Михайло знает всю родословную друга. Вот еще бы заглянуть на завод, где работает друг, посмотреть, как он там управляется, какие у него хлопоты?
— Перка, что у тебя там, на заводе?
— Вкалываем, Минька. Как и на флоте, огребаем полундру!
— А если попроще?
— У слесаря-наладчика все не просто. Только освоил, казалось, карусельный станок, перебросили на новый, на копировальный... — Вдруг он оживился: — О, Минька, это штука! Механизм с живым умом! Сунешь ему в зубы деталь, прикажешь: «Сотвори подобную!» И сотворит. Скопирует точно, грань в грань. Башковитая машина.
— А заработать можно?
— Не жалуюсь.
— Сколько?
— До двух выколачиваю.
— А другие?
— По-разному... В общем-то не густо...
— Перка, случается ли, чтобы арестовывали вашего брата?
Перкусов подумал про себя: «Вот оно, проклюнулось». Вспомнил недавний случай.
— Из планового отдела инженера взяли. А чтобы из работяг — не слыхать.
— Ну и что думаешь об этом?
— Честно сказать, не шибко задумывался. У меня день и ночь копировальный станок в башке.
— Добро. А если бы взяли человека близкого, которому веришь?
— Не знаю, Минька. Клянусь, не знаю. — Он заметно взволновался. Потер лицо руками, словно прогоняя озноб, как тогда, на Дальнем Пальяссааре, на полуострове, что под Таллинном, когда после освобождения от гитлеровцев пришлось заняться разминированием входа в боехранилище. Тряхнув головой, повысил голос, в котором прорвалось недовольство: — Да что ты все изводишь себя? Совсем интеллигентом стал, что ли?! — Затем безнадежно махнул рукой, добавил с улыбкой: — Впрочем, ты, Минька, всегда был чумной. Помню, в войну тоже все допытывался-докапывался: «Як же так?» да «Як же так?»
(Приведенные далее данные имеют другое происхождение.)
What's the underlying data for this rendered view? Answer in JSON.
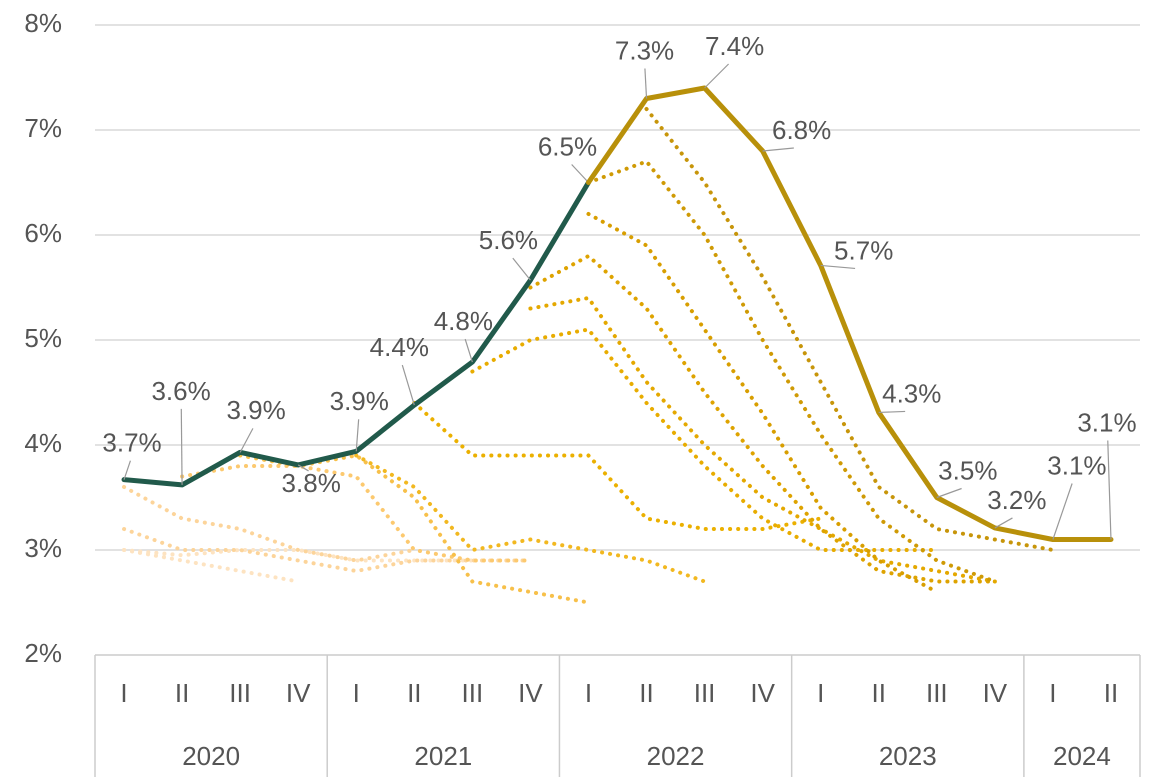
{
  "chart_data": {
    "type": "line",
    "categories": [
      "I",
      "II",
      "III",
      "IV",
      "I",
      "II",
      "III",
      "IV",
      "I",
      "II",
      "III",
      "IV",
      "I",
      "II",
      "III",
      "IV",
      "I",
      "II"
    ],
    "category_groups": [
      {
        "label": "2020",
        "size": 4
      },
      {
        "label": "2021",
        "size": 4
      },
      {
        "label": "2022",
        "size": 4
      },
      {
        "label": "2023",
        "size": 4
      },
      {
        "label": "2024",
        "size": 2
      }
    ],
    "ylim": [
      2,
      8
    ],
    "yticks": [
      {
        "value": 2,
        "label": "2%"
      },
      {
        "value": 3,
        "label": "3%"
      },
      {
        "value": 4,
        "label": "4%"
      },
      {
        "value": 5,
        "label": "5%"
      },
      {
        "value": 6,
        "label": "6%"
      },
      {
        "value": 7,
        "label": "7%"
      },
      {
        "value": 8,
        "label": "8%"
      }
    ],
    "grid": true,
    "series": [
      {
        "color": "#fde3c1",
        "style": "dotted",
        "values": [
          3.0,
          2.9,
          2.8,
          2.7,
          null,
          null,
          null,
          null,
          null,
          null,
          null,
          null,
          null,
          null,
          null,
          null,
          null,
          null
        ]
      },
      {
        "color": "#fde3c1",
        "style": "dotted",
        "values": [
          3.0,
          2.95,
          3.0,
          3.0,
          2.9,
          2.9,
          2.9,
          null,
          null,
          null,
          null,
          null,
          null,
          null,
          null,
          null,
          null,
          null
        ]
      },
      {
        "color": "#fcd49a",
        "style": "dotted",
        "values": [
          3.2,
          3.0,
          3.0,
          2.9,
          2.8,
          2.9,
          2.9,
          2.9,
          null,
          null,
          null,
          null,
          null,
          null,
          null,
          null,
          null,
          null
        ]
      },
      {
        "color": "#fcd49a",
        "style": "dotted",
        "values": [
          3.6,
          3.3,
          3.2,
          3.0,
          2.9,
          3.0,
          null,
          null,
          null,
          null,
          null,
          null,
          null,
          null,
          null,
          null,
          null,
          null
        ]
      },
      {
        "color": "#fcc96f",
        "style": "dotted",
        "values": [
          null,
          3.7,
          3.8,
          3.8,
          3.7,
          3.0,
          2.9,
          2.9,
          null,
          null,
          null,
          null,
          null,
          null,
          null,
          null,
          null,
          null
        ]
      },
      {
        "color": "#f7c04a",
        "style": "dotted",
        "values": [
          null,
          null,
          3.9,
          3.8,
          3.9,
          3.5,
          2.7,
          2.6,
          2.5,
          null,
          null,
          null,
          null,
          null,
          null,
          null,
          null,
          null
        ]
      },
      {
        "color": "#f2b820",
        "style": "dotted",
        "values": [
          null,
          null,
          null,
          null,
          3.9,
          3.6,
          3.0,
          3.1,
          3.0,
          2.9,
          2.7,
          null,
          null,
          null,
          null,
          null,
          null,
          null
        ]
      },
      {
        "color": "#ebb000",
        "style": "dotted",
        "values": [
          null,
          null,
          null,
          null,
          null,
          4.4,
          3.9,
          3.9,
          3.9,
          3.3,
          3.2,
          3.2,
          3.3,
          null,
          null,
          null,
          null,
          null
        ]
      },
      {
        "color": "#e8ac00",
        "style": "dotted",
        "values": [
          null,
          null,
          null,
          null,
          null,
          null,
          4.7,
          5.0,
          5.1,
          4.4,
          3.8,
          3.3,
          3.0,
          3.0,
          3.0,
          null,
          null,
          null
        ]
      },
      {
        "color": "#e4a800",
        "style": "dotted",
        "values": [
          null,
          null,
          null,
          null,
          null,
          null,
          null,
          5.3,
          5.4,
          4.6,
          4.0,
          3.5,
          3.2,
          2.9,
          2.8,
          2.7,
          null,
          null
        ]
      },
      {
        "color": "#dea300",
        "style": "dotted",
        "values": [
          null,
          null,
          null,
          null,
          null,
          null,
          null,
          5.5,
          5.8,
          5.3,
          4.5,
          3.8,
          3.2,
          2.8,
          2.7,
          2.7,
          null,
          null
        ]
      },
      {
        "color": "#d89e00",
        "style": "dotted",
        "values": [
          null,
          null,
          null,
          null,
          null,
          null,
          null,
          null,
          6.2,
          5.9,
          5.1,
          4.3,
          3.4,
          2.9,
          2.6,
          null,
          null,
          null
        ]
      },
      {
        "color": "#cf9a05",
        "style": "dotted",
        "values": [
          null,
          null,
          null,
          null,
          null,
          null,
          null,
          null,
          6.5,
          6.7,
          6.0,
          5.0,
          4.1,
          3.3,
          2.9,
          2.7,
          null,
          null
        ]
      },
      {
        "color": "#c7950a",
        "style": "dotted",
        "values": [
          null,
          null,
          null,
          null,
          null,
          null,
          null,
          null,
          null,
          7.2,
          6.5,
          5.6,
          4.6,
          3.6,
          3.2,
          3.1,
          3.0,
          null
        ]
      },
      {
        "color": "#215a4b",
        "style": "solid",
        "values": [
          3.67,
          3.62,
          3.93,
          3.81,
          3.94,
          4.38,
          4.79,
          5.57,
          6.5,
          null,
          null,
          null,
          null,
          null,
          null,
          null,
          null,
          null
        ],
        "value_labels": [
          "3.7%",
          "3.6%",
          "3.9%",
          "3.8%",
          "3.9%",
          "4.4%",
          "4.8%",
          "5.6%",
          "6.5%",
          null,
          null,
          null,
          null,
          null,
          null,
          null,
          null,
          null
        ]
      },
      {
        "color": "#b8900a",
        "style": "solid",
        "values": [
          null,
          null,
          null,
          null,
          null,
          null,
          null,
          null,
          6.5,
          7.3,
          7.4,
          6.8,
          5.71,
          4.31,
          3.5,
          3.21,
          3.1,
          3.1
        ],
        "value_labels": [
          null,
          null,
          null,
          null,
          null,
          null,
          null,
          null,
          null,
          "7.3%",
          "7.4%",
          "6.8%",
          "5.7%",
          "4.3%",
          "3.5%",
          "3.2%",
          "3.1%",
          "3.1%"
        ]
      }
    ]
  }
}
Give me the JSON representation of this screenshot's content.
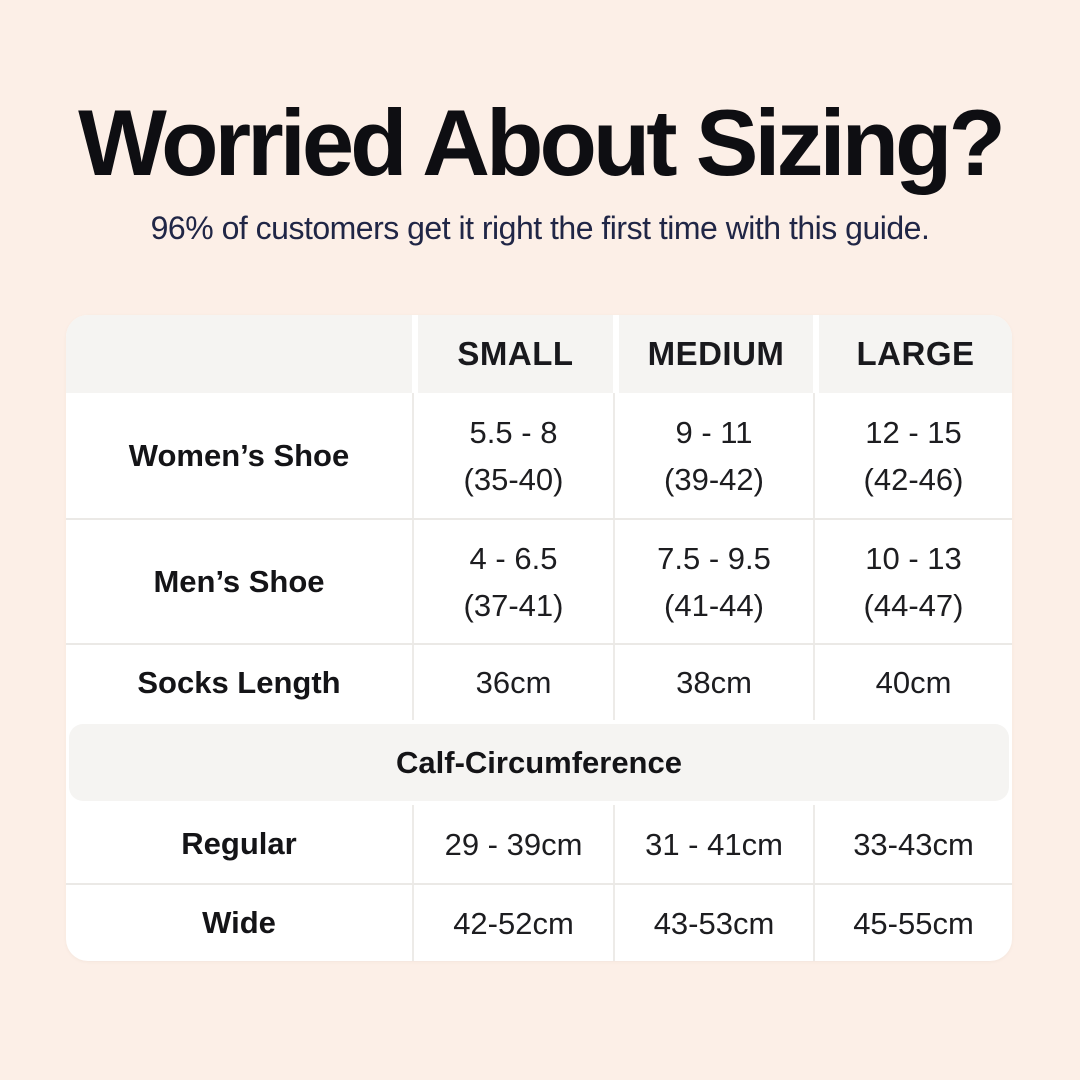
{
  "header": {
    "title": "Worried About Sizing?",
    "subtitle": "96% of customers get it right the first time with this guide."
  },
  "colors": {
    "page_background": "#fcefe7",
    "table_background": "#ffffff",
    "header_band_gray": "#f5f4f2",
    "divider": "#ebe9e6",
    "title_text": "#0e0e12",
    "subtitle_text": "#202646"
  },
  "table": {
    "column_headers": [
      "SMALL",
      "MEDIUM",
      "LARGE"
    ],
    "rows": [
      {
        "label": "Women’s Shoe",
        "values": [
          "5.5 - 8\n(35-40)",
          "9 - 11\n(39-42)",
          "12 - 15\n(42-46)"
        ]
      },
      {
        "label": "Men’s Shoe",
        "values": [
          "4 - 6.5\n(37-41)",
          "7.5 - 9.5\n(41-44)",
          "10 - 13\n(44-47)"
        ]
      },
      {
        "label": "Socks Length",
        "values": [
          "36cm",
          "38cm",
          "40cm"
        ]
      }
    ],
    "section_header": "Calf-Circumference",
    "section_rows": [
      {
        "label": "Regular",
        "values": [
          "29 - 39cm",
          "31 - 41cm",
          "33-43cm"
        ]
      },
      {
        "label": "Wide",
        "values": [
          "42-52cm",
          "43-53cm",
          "45-55cm"
        ]
      }
    ]
  }
}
Михайло, уставясь в стол, трудно выдавил:
— Стаса взяли... Помнишь, я тебе рассказывал о минометчике? Студент наш...
— Дела-а-а! За что?
— Ума не приложу.
Он искал поддержки в райкоме, искал ее в своем институте. Но все обернулось против него. Все поставили ему в вину. На заседании партийного бюро устами Зосимы Пяткина сказано:
— За кого хлопочете, товарищ Супрун? Не место вам быть секретарем организации. Друг арестованного, его ревностный защитник руководить нами не может! Давайте к тому же вспомним о той преступной драке, которую вы развязали против Курбатова. У всех на памяти этот случай. Почему, кто его замял? Он — звено одной цепи, закономерность в вашем недопустимом поведении, в вашей жизненной позиции. Мы до сих пор в отношении вас непростительно либеральничали. У вас была сильная, так сказать, рука. Да-да, рука! В лице бывшего директора института Федора Алексеевича. Вам покровительствует Сан Саныч, мы это твердо знаем, профессор, либерал. Иначе его не назовешь. Порочная практика!